- Pokhariya Location in Nepal
- Coordinates: 27°05′N 84°42′E﻿ / ﻿27.08°N 84.70°E
- Country: Nepal
- Development Region: Central
- Zone: Narayani
- District: Parsa
- Province: Madhesh
- Established: 2016 A.D. (2073 B.S.)

Government
- • Mayor: Pradyuman Chauhan (CPN (UML))
- • Deputy Mayor: Rubyya Kumari Thakur (CPN(UML))

Area
- • Total: 32.47 km^{2} (12.54 sq mi)

Population (2011)
- • Total: 32,885
- • Density: 1,013/km^{2} (2,623/sq mi)
- • Religions: Hindu Muslim

Languages
- • Local: Nepali, Bhojpuri
- Time zone: UTC+5:45 (NST)
- Postal Code: 44300
- Area code: 051
- Website: www.pokhariyamun.gov.np

= Pokhariya, Nepal =

Municipality in Madhesh Pradesh, Nepal

Pokhariya is a municipality in Parsa District in the Narayani Zone of southern Nepal. At the time of the 2011 Nepal census it had a population of 6,995 people living in 1,015 individual households.

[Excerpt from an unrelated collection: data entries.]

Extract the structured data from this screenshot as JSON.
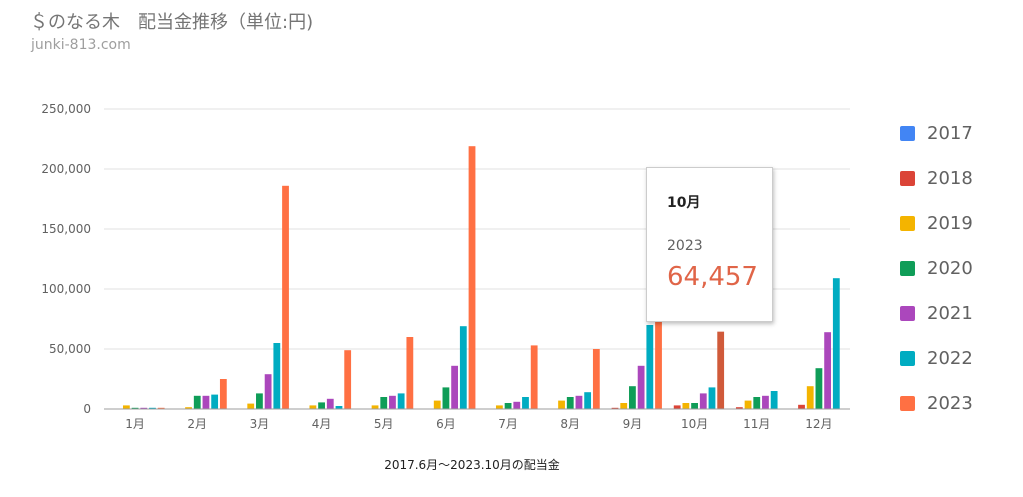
{
  "header": {
    "title": "＄のなる木　配当金推移（単位:円)",
    "subtitle": "junki-813.com"
  },
  "chart_data": {
    "type": "bar",
    "xlabel": "2017.6月～2023.10月の配当金",
    "ylabel": "",
    "ylim": [
      0,
      250000
    ],
    "yticks": [
      "0",
      "50,000",
      "100,000",
      "150,000",
      "200,000",
      "250,000"
    ],
    "ytick_values": [
      0,
      50000,
      100000,
      150000,
      200000,
      250000
    ],
    "grid": true,
    "legend_position": "right",
    "categories": [
      "1月",
      "2月",
      "3月",
      "4月",
      "5月",
      "6月",
      "7月",
      "8月",
      "9月",
      "10月",
      "11月",
      "12月"
    ],
    "series": [
      {
        "name": "2017",
        "color": "#4285f4",
        "values": [
          0,
          0,
          0,
          0,
          0,
          0,
          0,
          0,
          0,
          0,
          0,
          0
        ]
      },
      {
        "name": "2018",
        "color": "#db4437",
        "values": [
          0,
          0,
          0,
          0,
          0,
          0,
          0,
          0,
          1000,
          3000,
          1500,
          3500
        ]
      },
      {
        "name": "2019",
        "color": "#f4b400",
        "values": [
          3000,
          1500,
          4500,
          3000,
          3000,
          7000,
          3000,
          7000,
          5000,
          5000,
          7000,
          19000
        ]
      },
      {
        "name": "2020",
        "color": "#0f9d58",
        "values": [
          1000,
          11000,
          13000,
          5500,
          10000,
          18000,
          5000,
          10000,
          19000,
          5000,
          10000,
          34000
        ]
      },
      {
        "name": "2021",
        "color": "#ab47bc",
        "values": [
          1000,
          11000,
          29000,
          8500,
          11000,
          36000,
          6000,
          11000,
          36000,
          13000,
          11000,
          64000
        ]
      },
      {
        "name": "2022",
        "color": "#00acc1",
        "values": [
          1000,
          12000,
          55000,
          2500,
          13000,
          69000,
          10000,
          14000,
          70000,
          18000,
          15000,
          109000
        ]
      },
      {
        "name": "2023",
        "color": "#ff7043",
        "values": [
          1000,
          25000,
          186000,
          49000,
          60000,
          219000,
          53000,
          50000,
          201000,
          64457,
          null,
          null
        ]
      }
    ]
  },
  "tooltip": {
    "category": "10月",
    "series": "2023",
    "value": "64,457"
  }
}
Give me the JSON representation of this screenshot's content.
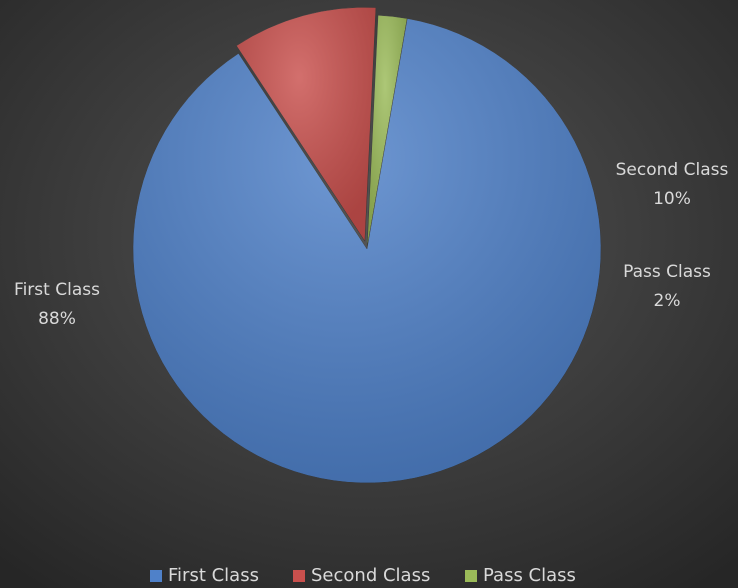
{
  "chart_data": {
    "type": "pie",
    "categories": [
      "First Class",
      "Second Class",
      "Pass Class"
    ],
    "values": [
      88,
      10,
      2
    ],
    "value_labels": [
      "88%",
      "10%",
      "2%"
    ],
    "colors": [
      "#4f81c9",
      "#c9504d",
      "#9bbb59"
    ],
    "legend": "bottom"
  }
}
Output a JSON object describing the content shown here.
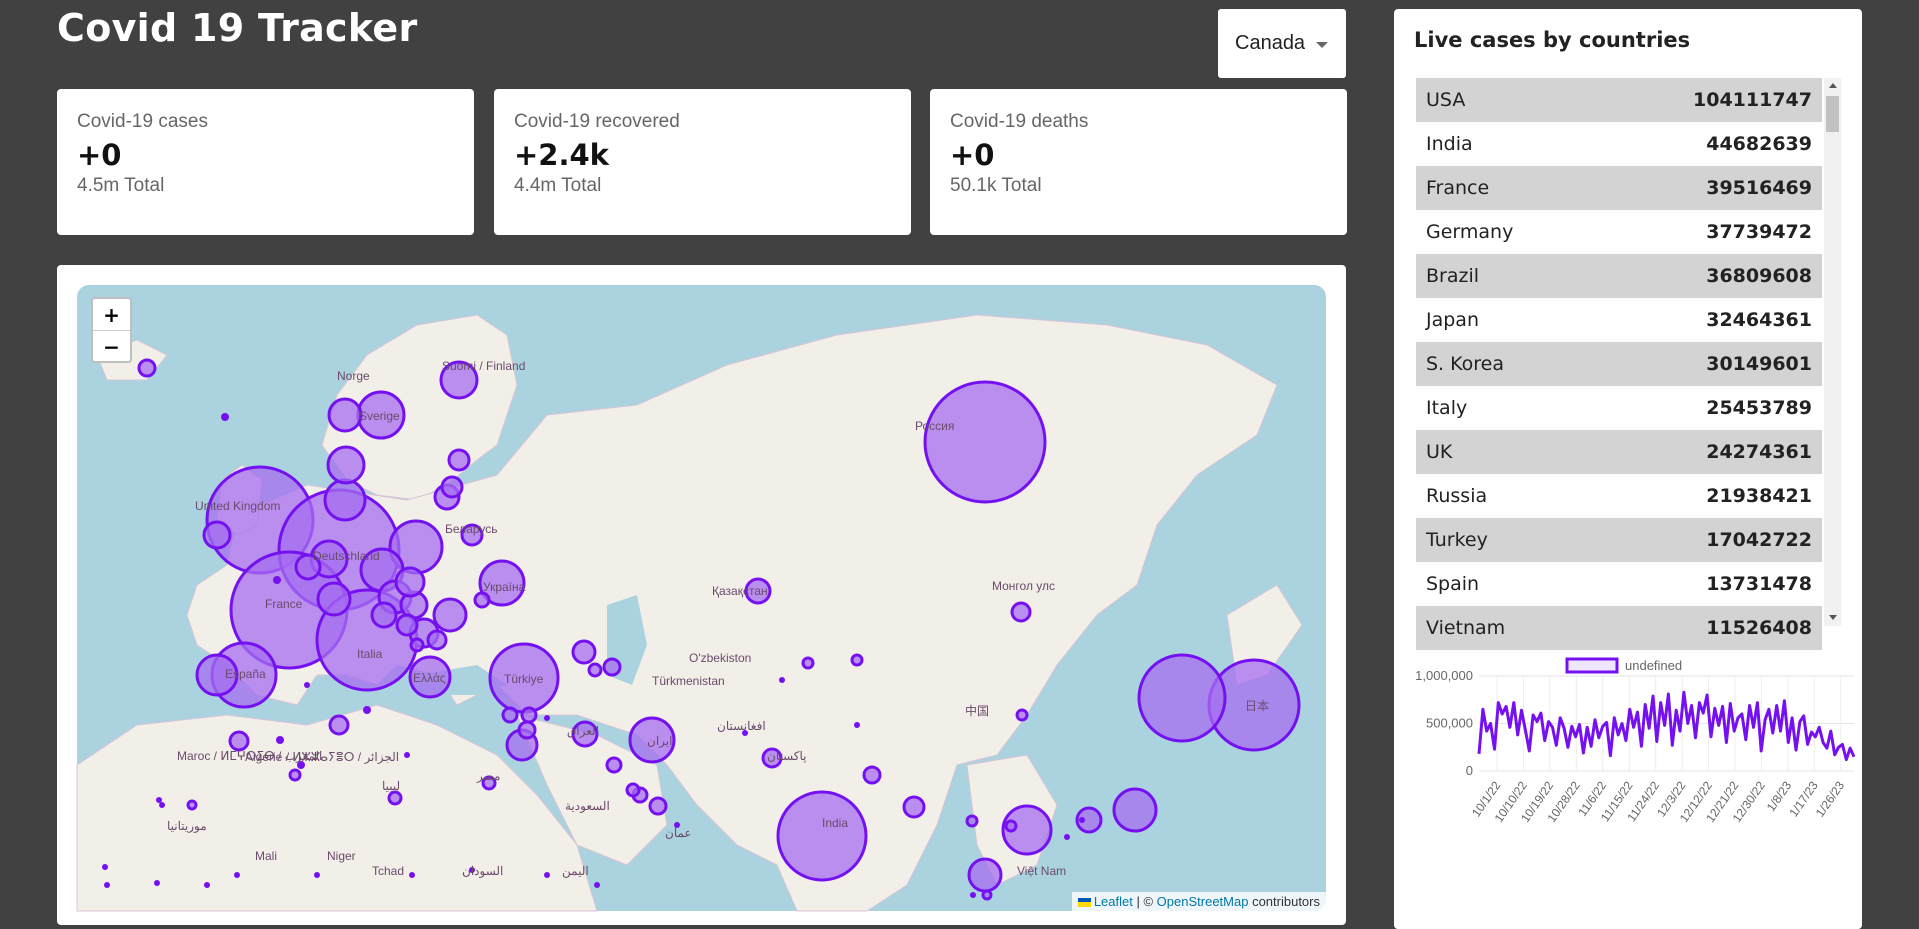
{
  "app": {
    "title": "Covid 19 Tracker"
  },
  "country_select": {
    "selected": "Canada"
  },
  "cards": [
    {
      "title": "Covid-19 cases",
      "value": "+0",
      "total": "4.5m Total"
    },
    {
      "title": "Covid-19 recovered",
      "value": "+2.4k",
      "total": "4.4m Total"
    },
    {
      "title": "Covid-19 deaths",
      "value": "+0",
      "total": "50.1k Total"
    }
  ],
  "map": {
    "zoom_in": "+",
    "zoom_out": "−",
    "attribution": {
      "leaflet": "Leaflet",
      "sep": " | © ",
      "osm": "OpenStreetMap",
      "contributors": " contributors"
    },
    "labels": [
      "United Kingdom",
      "Norge",
      "Sverige",
      "Suomi / Finland",
      "Беларусь",
      "Україна",
      "Deutschland",
      "France",
      "España",
      "Italia",
      "Ελλάς",
      "Türkiye",
      "Россия",
      "Қазақстан",
      "O'zbekiston",
      "Türkmenistan",
      "Монгол улс",
      "中国",
      "日本",
      "India",
      "Việt Nam",
      "Maroc / ⵍⵎⵖⵔⵉⴱ / المغرب",
      "Algérie / ⵍⵣⵣⴰⵢⴻⵔ / الجزائر",
      "Mali",
      "Niger",
      "Tchad",
      "السودان",
      "ليبيا",
      "مصر",
      "العراق",
      "ایران",
      "افغانستان",
      "پاکستان",
      "السعودية",
      "اليمن",
      "موريتانيا",
      "عمان"
    ]
  },
  "sidebar": {
    "title": "Live cases by countries",
    "rows": [
      {
        "country": "USA",
        "cases": "104111747"
      },
      {
        "country": "India",
        "cases": "44682639"
      },
      {
        "country": "France",
        "cases": "39516469"
      },
      {
        "country": "Germany",
        "cases": "37739472"
      },
      {
        "country": "Brazil",
        "cases": "36809608"
      },
      {
        "country": "Japan",
        "cases": "32464361"
      },
      {
        "country": "S. Korea",
        "cases": "30149601"
      },
      {
        "country": "Italy",
        "cases": "25453789"
      },
      {
        "country": "UK",
        "cases": "24274361"
      },
      {
        "country": "Russia",
        "cases": "21938421"
      },
      {
        "country": "Turkey",
        "cases": "17042722"
      },
      {
        "country": "Spain",
        "cases": "13731478"
      },
      {
        "country": "Vietnam",
        "cases": "11526408"
      }
    ]
  },
  "colors": {
    "background": "#414141",
    "accent": "#7511f0",
    "bubble_fill": "#a66ef0",
    "row_alt": "#d3d3d3"
  },
  "chart_data": {
    "type": "line",
    "series": [
      {
        "name": "undefined",
        "values": [
          180000,
          650000,
          420000,
          500000,
          230000,
          720000,
          600000,
          680000,
          460000,
          720000,
          380000,
          640000,
          430000,
          210000,
          590000,
          520000,
          610000,
          320000,
          520000,
          460000,
          270000,
          560000,
          450000,
          250000,
          470000,
          360000,
          490000,
          190000,
          460000,
          260000,
          540000,
          350000,
          470000,
          510000,
          160000,
          560000,
          380000,
          500000,
          320000,
          650000,
          460000,
          620000,
          260000,
          700000,
          450000,
          790000,
          310000,
          720000,
          480000,
          810000,
          270000,
          640000,
          420000,
          830000,
          500000,
          690000,
          350000,
          720000,
          610000,
          800000,
          360000,
          660000,
          480000,
          680000,
          300000,
          710000,
          420000,
          560000,
          600000,
          330000,
          690000,
          460000,
          720000,
          210000,
          540000,
          650000,
          400000,
          690000,
          420000,
          740000,
          300000,
          560000,
          220000,
          520000,
          580000,
          280000,
          410000,
          360000,
          460000,
          300000,
          240000,
          420000,
          170000,
          250000,
          280000,
          120000,
          240000,
          150000
        ]
      }
    ],
    "x_tick_labels": [
      "10/1/22",
      "10/10/22",
      "10/19/22",
      "10/28/22",
      "11/6/22",
      "11/15/22",
      "11/24/22",
      "12/3/22",
      "12/12/22",
      "12/21/22",
      "12/30/22",
      "1/8/23",
      "1/17/23",
      "1/26/23"
    ],
    "y_tick_labels": [
      "1,000,000",
      "500,000",
      "0"
    ],
    "ylim": [
      0,
      1000000
    ],
    "legend": {
      "label": "undefined",
      "position": "top"
    },
    "grid": true
  }
}
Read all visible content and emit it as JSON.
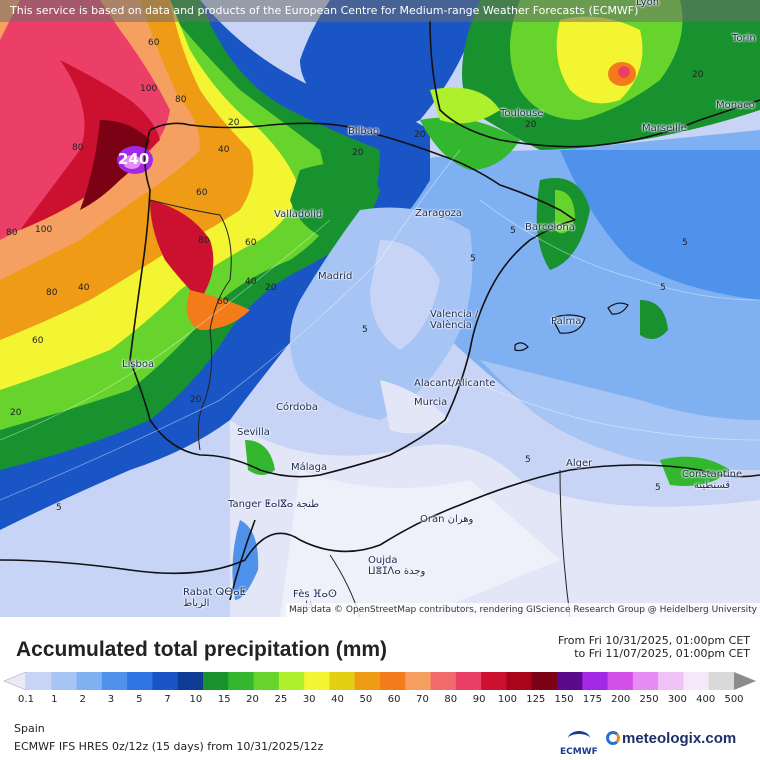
{
  "banner": "This service is based on data and products of the European Centre for Medium-range Weather Forecasts (ECMWF)",
  "attribution": "Map data © OpenStreetMap contributors, rendering GIScience Research Group @ Heidelberg University",
  "cities": [
    {
      "id": "lyon",
      "label": "Lyon"
    },
    {
      "id": "torino",
      "label": "Torin"
    },
    {
      "id": "toulouse",
      "label": "Toulouse"
    },
    {
      "id": "monaco",
      "label": "Monaco"
    },
    {
      "id": "marseille",
      "label": "Marseille"
    },
    {
      "id": "bilbao",
      "label": "Bilbao"
    },
    {
      "id": "valladolid",
      "label": "Valladolid"
    },
    {
      "id": "zaragoza",
      "label": "Zaragoza"
    },
    {
      "id": "barcelona",
      "label": "Barcelona"
    },
    {
      "id": "madrid",
      "label": "Madrid"
    },
    {
      "id": "valencia",
      "label": "Valencia / València"
    },
    {
      "id": "palma",
      "label": "Palma"
    },
    {
      "id": "lisboa",
      "label": "Lisboa"
    },
    {
      "id": "alicante",
      "label": "Alacant/Alicante"
    },
    {
      "id": "murcia",
      "label": "Murcia"
    },
    {
      "id": "cordoba",
      "label": "Córdoba"
    },
    {
      "id": "sevilla",
      "label": "Sevilla"
    },
    {
      "id": "malaga",
      "label": "Málaga"
    },
    {
      "id": "alger",
      "label": "Alger"
    },
    {
      "id": "constantine",
      "label": "Constantine قسنطينة"
    },
    {
      "id": "tanger",
      "label": "Tanger ⵟⴰⵏⴵⴰ طنجة"
    },
    {
      "id": "oran",
      "label": "Oran وهران"
    },
    {
      "id": "oujda",
      "label": "Oujda ⵡⴻⵊⴷⴰ وجدة"
    },
    {
      "id": "rabat",
      "label": "Rabat ⵕⴱⴰⵟ الرباط"
    },
    {
      "id": "fes",
      "label": "Fès ⴼⴰⵙ فاس"
    }
  ],
  "contour_labels": {
    "max_value": "240",
    "values": [
      "20",
      "40",
      "60",
      "80",
      "100",
      "5"
    ]
  },
  "legend": {
    "title": "Accumulated total precipitation (mm)",
    "period_from": "From Fri 10/31/2025, 01:00pm CET",
    "period_to": "to Fri 11/07/2025, 01:00pm CET",
    "ticks": [
      "0.1",
      "1",
      "2",
      "3",
      "5",
      "7",
      "10",
      "15",
      "20",
      "25",
      "30",
      "40",
      "50",
      "60",
      "70",
      "80",
      "90",
      "100",
      "125",
      "150",
      "175",
      "200",
      "250",
      "300",
      "400",
      "500"
    ],
    "colors": [
      "#e9eaf8",
      "#c8d4f6",
      "#a6c4f4",
      "#7fb0f2",
      "#4f92ec",
      "#2f74e0",
      "#1a55c6",
      "#0f3d96",
      "#18922e",
      "#33b72f",
      "#66d42c",
      "#aef02c",
      "#f3f532",
      "#e3cf14",
      "#ef9b16",
      "#f47b1a",
      "#f5a060",
      "#f26a6a",
      "#ec3f68",
      "#cc1130",
      "#a8051b",
      "#7a0214",
      "#5a0a8a",
      "#a228e6",
      "#d24fe8",
      "#e68cf2",
      "#f1c2f5",
      "#f6e8fa",
      "#d9d9d9",
      "#8c8c8c"
    ]
  },
  "footer": {
    "region": "Spain",
    "model": "ECMWF IFS HRES 0z/12z (15 days) from 10/31/2025/12z",
    "ecmwf": "ECMWF",
    "brand": "meteologix.com"
  }
}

The normal temperature is 29 to 35 degree Celsius in summer where as in winter it falls down 14 to 25 degree Celsius which indicates that the climatic condition of summer is extremely hot where as in winter its extremely cold. The month of June is considered as the days having hottest climatic condition where as January has coldest climatic condition.